BP PLC reported that mud forced down the well overnight was pushing the crude back down to its source for the first time since the Deepwater Horizon rig exploded off Louisiana on April 20, killing 11 workers.
The effort is progressing, giving officials high confidence that no more oil will leak into the Gulf, retired Coast Guard Adm. Thad Allen, the government’s point man on the spill response, said at a news briefing in Washington. He stressed, however, the containment effort isn’t over.
Crews that performed the so-called “static kill” overnight now must decide whether they should follow up by pumping cement down the broken wellhead. Officials won’t declare complete victory until they get into the well from the other end, and that won’t happen until later this month.
“This job will not be complete until we finish the relief well and pump mud and cement in through the bottom,” Adm. Allen said.
The upbeat news coincided with the release of a federal report Wednesday indicating that only about a quarter of the spilled oil remains in the Gulf and is degrading quickly, with the rest contained, cleaned up or otherwise gone.
The remaining oil, much of it below the surface, remains a threat to sea life and Gulf Coast marshes, said Jane Lubchenco, administrator of the National Oceanic and Atmospheric Administration. But the spill no longer poses a threat to the Florida Keys or the East Coast, according to the report by NOAA and the Interior Department.
President Obama, while noting that people’s lives “have been turned upside down,” declared that the operation was “finally close to coming to an end.”
A Florida State University oceanographer who has been tracking the spill and who early on challenged the government’s low estimates of its size, called the report “spin.”
“There’s some science here, but mostly it’s spin, and it breaks my heart to see them do it,” said the oceanographer, Ian McDonald. “This is an unfortunate report. I’m afraid this continues a track record of doubtful information distributed through NOAA.”

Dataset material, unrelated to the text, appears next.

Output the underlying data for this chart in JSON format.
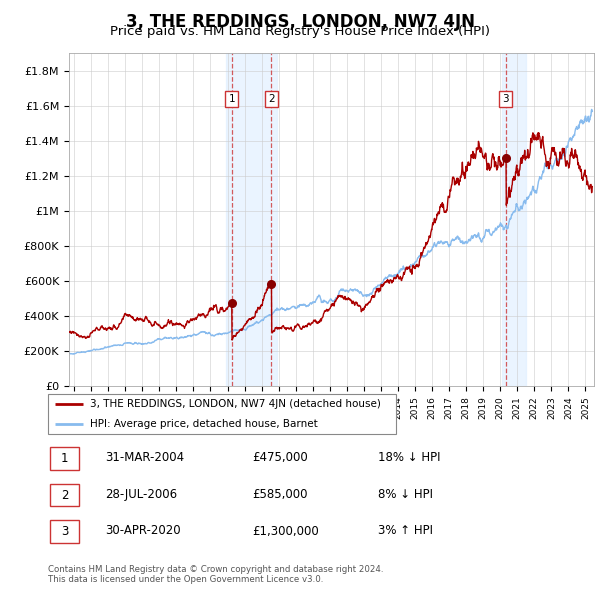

The calculations were based on daily operational reports, estimates by scientists and analyses by experts. The government acknowledged it made certain assumptions about how oil dissolves in water naturally over time.
Ms. Lubchenco defended the report, saying authors used direct measurements and the best estimates available and have a high degree of confidence in them. The numbers can be updated as new information comes in, she noted.
Nearly three-quarters of the oil — more than 152 million gallons — has been collected at the well by a temporary containment cap or has been cleaned up or chemically dispersed, or the oil naturally deteriorated, evaporated or dissolved, the report said.
That leaves nearly 53 million gallons in the Gulf. The amount remaining — or washed up on the shore — is still nearly five times the size of the 11-million-gallon Exxon Valdez spill, which wreaked environmental havoc in Alaska in 1989.
About a quarter of the oil evaporated or dissolved in the warm Gulf waters, the same way sugar dissolves in water, federal officials said. Another one-sixth naturally dispersed because of the way it leaked from the well. Another one-sixth was burned, skimmed or dispersed using controversial chemicals.